Everyday their factory produces nearly 275 blocks of ice. The ice takes between 48 to 72 hours to freeze up in the moulds. However, the factories are facing an uphill task of maintaining supply on the back of increasing load shedding and rising electricity and water costs. “One metal box mould is worth around Rs3,000 and its wooden slot Rs1,000 and they last between four and six years,” says Imran and his permanent carpenter Iqbal.
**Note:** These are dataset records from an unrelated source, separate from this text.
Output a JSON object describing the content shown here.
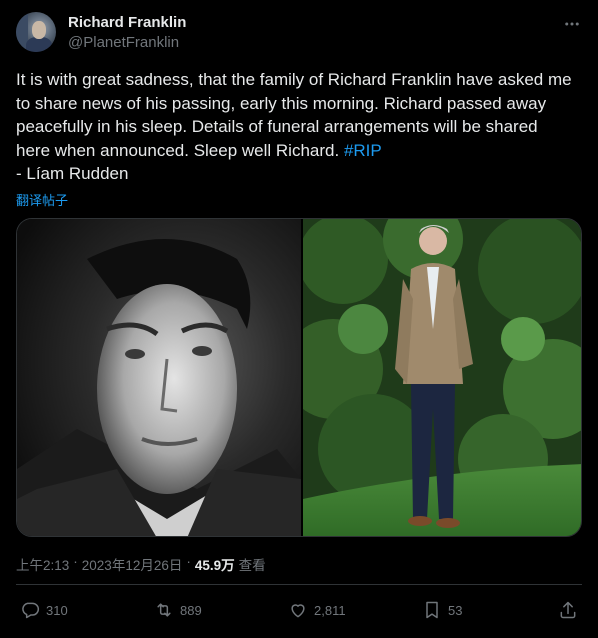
{
  "user": {
    "name": "Richard Franklin",
    "handle": "@PlanetFranklin"
  },
  "tweet": {
    "text": "It is with great sadness, that the family of Richard Franklin have asked me to share news of his passing, early this morning. Richard passed away peacefully in his sleep. Details of funeral arrangements will be shared here when announced. Sleep well Richard. ",
    "hashtag": "#RIP",
    "signature": "- Líam Rudden",
    "translate_label": "翻译帖子"
  },
  "meta": {
    "time": "上午2:13",
    "separator1": "·",
    "date": "2023年12月26日",
    "separator2": "·",
    "views_count": "45.9万",
    "views_label": "查看"
  },
  "actions": {
    "replies": "310",
    "reposts": "889",
    "likes": "2,811",
    "bookmarks": "53"
  },
  "colors": {
    "background": "#000000",
    "text": "#e7e9ea",
    "muted": "#71767b",
    "accent": "#1d9bf0",
    "border": "#2f3336"
  },
  "icons": [
    "more-icon",
    "reply-icon",
    "repost-icon",
    "like-icon",
    "bookmark-icon",
    "share-icon"
  ]
}
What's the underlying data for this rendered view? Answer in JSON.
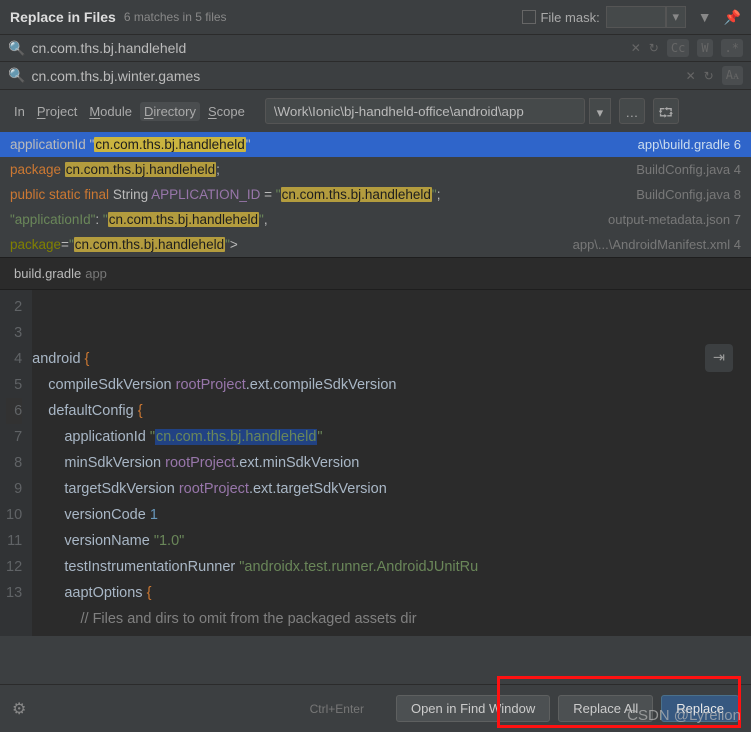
{
  "header": {
    "title": "Replace in Files",
    "subtitle": "6 matches in 5 files",
    "file_mask_label": "File mask:"
  },
  "search": {
    "find_value": "cn.com.ths.bj.handleheld",
    "replace_value": "cn.com.ths.bj.winter.games",
    "cc": "Cc",
    "w": "W",
    "regex": ".*",
    "aa": "Aᴀ"
  },
  "scope": {
    "in": "In",
    "project": "Project",
    "module": "Module",
    "directory": "Directory",
    "scope": "Scope",
    "path": "\\Work\\Ionic\\bj-handheld-office\\android\\app"
  },
  "results": [
    {
      "pre": "applicationId \"",
      "match": "cn.com.ths.bj.handleheld",
      "post": "\"",
      "file": "app\\build.gradle",
      "line": "6",
      "selected": true,
      "style": "gradle"
    },
    {
      "pre": "package ",
      "match": "cn.com.ths.bj.handleheld",
      "post": ";",
      "file": "BuildConfig.java",
      "line": "4",
      "style": "java-pkg"
    },
    {
      "pre_kw": "public static final",
      "pre_type": " String ",
      "pre_var": "APPLICATION_ID",
      "pre_eq": " = \"",
      "match": "cn.com.ths.bj.handleheld",
      "post": "\";",
      "file": "BuildConfig.java",
      "line": "8",
      "style": "java-const"
    },
    {
      "pre": "\"applicationId\": \"",
      "match": "cn.com.ths.bj.handleheld",
      "post": "\",",
      "file": "output-metadata.json",
      "line": "7",
      "style": "json"
    },
    {
      "pre": "package=\"",
      "match": "cn.com.ths.bj.handleheld",
      "post": "\">",
      "file": "app\\...\\AndroidManifest.xml",
      "line": "4",
      "style": "xml"
    }
  ],
  "editor": {
    "filename": "build.gradle",
    "module": "app",
    "lines": [
      {
        "n": "2",
        "t": ""
      },
      {
        "n": "3",
        "t": "android {"
      },
      {
        "n": "4",
        "t": "    compileSdkVersion rootProject.ext.compileSdkVersion"
      },
      {
        "n": "5",
        "t": "    defaultConfig {"
      },
      {
        "n": "6",
        "t": "        applicationId \"cn.com.ths.bj.handleheld\"",
        "hl": true
      },
      {
        "n": "7",
        "t": "        minSdkVersion rootProject.ext.minSdkVersion"
      },
      {
        "n": "8",
        "t": "        targetSdkVersion rootProject.ext.targetSdkVersion"
      },
      {
        "n": "9",
        "t": "        versionCode 1"
      },
      {
        "n": "10",
        "t": "        versionName \"1.0\""
      },
      {
        "n": "11",
        "t": "        testInstrumentationRunner \"androidx.test.runner.AndroidJUnitRu"
      },
      {
        "n": "12",
        "t": "        aaptOptions {"
      },
      {
        "n": "13",
        "t": "            // Files and dirs to omit from the packaged assets dir"
      }
    ]
  },
  "footer": {
    "hint": "Ctrl+Enter",
    "open": "Open in Find Window",
    "replace_all": "Replace All",
    "replace": "Replace"
  },
  "watermark": "CSDN @Lyrelion"
}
The health hazards from this type of ice are quite real. With no disinfection of the water used or the manufacturing, handling, transport, storage and sale equipment, there is a real risk of contaminated ice being sold to the masses. According to Dr Mohammad Ali, the House Officer at the National Institute of Child Health (NICH), “Parents hide the real cause of their children’s illness, and this makes it difficult in ascertaining the cause of the illness and to maintain a record or track.” He added that the rust and the untreated water used can cause a host of gastronomic diseases including diarrhoea and gastroenteritis. According to him, the ice bought out of shops is unfit for consumption given that it is handled in unhygienic conditions, chipped using metal chisels and crushed in old tyre tubes. Worst of all, these instruments and vessels are used without any form of sterilisation. Diseases incubate in the cold, and after consumption they become active as the ice melts causing gastric diseases.